Я стала зажигать и ставить. От платочка чесалась голова.
Одна… Вторая…
Пятнадцать свечек. За тех самых.
Я не виновата. Не виновата. Господи, Ты же знаешь, две ночи сидели с Санычем, перепроверяли, две бутылки коньяка выдули, документы – не подкопаешься.
Двенадцать… Тринадцать.
Если меня посадят… Или что-то со мной сделают. Вас это уже не спасет, а у меня жизнь только начинается. Хорошо горят. Остаются еще две. Может, за Саныча? Он крещеный был, на похоронах молодой батюшка приходил, приятный такой.
Пока соображаю, окно распахивается.
Нет!
Я проснулась счастливой и взрослой.
Сегодня мне девять лет. Это главное событие в жизни.
Мама уже встала и куда-то сходила.
Я слышала, когда еще не совсем проснулась. Лежала с закрытыми глазами, а сама слушала, как они будут готовиться, хотя в туалет хотелось, а мама говорит, терпеть нельзя, прыщики будут.

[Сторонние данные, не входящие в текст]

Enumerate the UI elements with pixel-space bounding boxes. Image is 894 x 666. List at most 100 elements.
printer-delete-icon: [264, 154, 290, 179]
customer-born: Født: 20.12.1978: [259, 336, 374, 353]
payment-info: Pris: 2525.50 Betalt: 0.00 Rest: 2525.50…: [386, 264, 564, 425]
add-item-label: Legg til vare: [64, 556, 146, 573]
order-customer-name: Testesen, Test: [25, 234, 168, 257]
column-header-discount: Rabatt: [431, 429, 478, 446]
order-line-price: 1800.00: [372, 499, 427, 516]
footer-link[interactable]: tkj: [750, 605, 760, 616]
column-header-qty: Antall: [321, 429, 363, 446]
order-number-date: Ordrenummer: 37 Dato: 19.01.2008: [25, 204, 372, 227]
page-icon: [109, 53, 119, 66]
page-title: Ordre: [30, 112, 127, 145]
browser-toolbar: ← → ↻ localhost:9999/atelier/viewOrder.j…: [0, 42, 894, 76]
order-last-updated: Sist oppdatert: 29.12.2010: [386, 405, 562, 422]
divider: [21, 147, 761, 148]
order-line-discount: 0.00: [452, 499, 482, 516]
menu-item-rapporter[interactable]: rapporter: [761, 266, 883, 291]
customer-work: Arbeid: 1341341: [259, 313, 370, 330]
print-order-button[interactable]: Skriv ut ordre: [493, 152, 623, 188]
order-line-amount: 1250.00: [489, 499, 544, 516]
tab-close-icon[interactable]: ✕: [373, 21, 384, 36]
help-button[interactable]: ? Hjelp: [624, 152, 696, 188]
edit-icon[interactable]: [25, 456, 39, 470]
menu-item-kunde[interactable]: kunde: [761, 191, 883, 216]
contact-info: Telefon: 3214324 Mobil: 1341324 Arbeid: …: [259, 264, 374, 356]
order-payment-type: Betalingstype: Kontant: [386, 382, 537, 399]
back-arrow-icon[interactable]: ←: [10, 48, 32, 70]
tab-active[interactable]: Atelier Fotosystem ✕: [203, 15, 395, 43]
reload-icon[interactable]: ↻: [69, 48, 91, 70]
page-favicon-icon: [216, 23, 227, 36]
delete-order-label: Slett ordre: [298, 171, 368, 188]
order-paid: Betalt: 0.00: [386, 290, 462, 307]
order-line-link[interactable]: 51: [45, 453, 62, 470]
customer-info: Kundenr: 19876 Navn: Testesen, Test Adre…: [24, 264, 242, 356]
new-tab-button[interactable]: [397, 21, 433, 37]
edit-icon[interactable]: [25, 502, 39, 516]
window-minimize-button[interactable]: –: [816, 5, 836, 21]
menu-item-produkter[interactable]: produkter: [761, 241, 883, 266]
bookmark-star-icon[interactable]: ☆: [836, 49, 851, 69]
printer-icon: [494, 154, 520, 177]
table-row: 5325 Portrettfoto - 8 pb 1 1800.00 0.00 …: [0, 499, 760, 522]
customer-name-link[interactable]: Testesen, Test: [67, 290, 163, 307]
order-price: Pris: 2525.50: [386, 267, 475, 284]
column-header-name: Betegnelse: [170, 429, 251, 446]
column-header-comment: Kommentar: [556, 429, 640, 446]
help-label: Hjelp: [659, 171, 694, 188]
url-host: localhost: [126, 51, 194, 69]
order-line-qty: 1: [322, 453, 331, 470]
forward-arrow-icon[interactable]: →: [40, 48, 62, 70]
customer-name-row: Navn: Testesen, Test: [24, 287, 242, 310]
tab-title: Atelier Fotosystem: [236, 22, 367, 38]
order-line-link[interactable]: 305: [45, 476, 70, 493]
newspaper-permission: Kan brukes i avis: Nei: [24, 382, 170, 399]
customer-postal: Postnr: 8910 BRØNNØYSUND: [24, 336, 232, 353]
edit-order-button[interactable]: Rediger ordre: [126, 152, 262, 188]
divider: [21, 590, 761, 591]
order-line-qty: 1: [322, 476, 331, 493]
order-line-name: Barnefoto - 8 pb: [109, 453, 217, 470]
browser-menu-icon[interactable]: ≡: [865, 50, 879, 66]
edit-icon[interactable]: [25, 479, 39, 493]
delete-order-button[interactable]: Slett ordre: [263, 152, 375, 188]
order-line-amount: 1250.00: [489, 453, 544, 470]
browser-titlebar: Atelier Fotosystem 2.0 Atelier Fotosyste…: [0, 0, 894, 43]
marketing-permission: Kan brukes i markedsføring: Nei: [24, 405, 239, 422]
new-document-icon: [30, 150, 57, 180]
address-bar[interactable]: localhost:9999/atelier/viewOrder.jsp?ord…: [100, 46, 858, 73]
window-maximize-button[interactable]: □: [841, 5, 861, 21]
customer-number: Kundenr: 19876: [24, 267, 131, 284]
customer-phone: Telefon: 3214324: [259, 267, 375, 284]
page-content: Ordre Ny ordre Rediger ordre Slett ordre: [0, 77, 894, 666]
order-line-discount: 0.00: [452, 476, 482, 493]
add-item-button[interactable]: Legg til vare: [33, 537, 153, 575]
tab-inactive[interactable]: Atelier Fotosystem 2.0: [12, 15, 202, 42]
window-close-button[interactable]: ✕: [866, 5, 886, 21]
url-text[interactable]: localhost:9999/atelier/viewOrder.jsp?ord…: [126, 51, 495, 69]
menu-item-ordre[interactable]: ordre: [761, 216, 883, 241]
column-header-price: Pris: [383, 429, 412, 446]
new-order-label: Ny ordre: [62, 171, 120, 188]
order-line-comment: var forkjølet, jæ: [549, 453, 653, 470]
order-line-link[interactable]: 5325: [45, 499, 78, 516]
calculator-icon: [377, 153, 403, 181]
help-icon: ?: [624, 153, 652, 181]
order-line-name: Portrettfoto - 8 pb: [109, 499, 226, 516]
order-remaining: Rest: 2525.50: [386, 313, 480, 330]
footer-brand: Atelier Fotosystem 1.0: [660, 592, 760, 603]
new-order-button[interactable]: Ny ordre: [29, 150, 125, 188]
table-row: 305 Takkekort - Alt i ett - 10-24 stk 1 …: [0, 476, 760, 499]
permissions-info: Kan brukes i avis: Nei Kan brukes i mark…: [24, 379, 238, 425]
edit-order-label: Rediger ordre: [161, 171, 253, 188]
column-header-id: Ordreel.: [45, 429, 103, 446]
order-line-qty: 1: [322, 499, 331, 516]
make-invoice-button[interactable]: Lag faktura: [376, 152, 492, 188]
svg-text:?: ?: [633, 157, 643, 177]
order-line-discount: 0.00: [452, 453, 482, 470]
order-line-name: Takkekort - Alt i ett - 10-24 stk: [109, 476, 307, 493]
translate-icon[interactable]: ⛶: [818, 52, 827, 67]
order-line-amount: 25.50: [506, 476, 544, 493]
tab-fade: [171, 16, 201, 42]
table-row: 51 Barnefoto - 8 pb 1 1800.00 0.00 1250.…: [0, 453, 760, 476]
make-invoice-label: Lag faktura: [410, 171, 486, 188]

Ну ладно, так и быть, открываю глаза. Солнце! Мама стоит в моем любимом платье и ставит в воду цветы. Это мне? Какое счастье!
«С днем рождения!»
И все меня целуют. И Лёник. Я прижимаюсь к нему. Он краснеет, какой глупый.
«Подождите, – говорю строго. – Сейчас я должна обязательно умыться!»
«Умывайся! Только быстрее, завтрак прозеваем».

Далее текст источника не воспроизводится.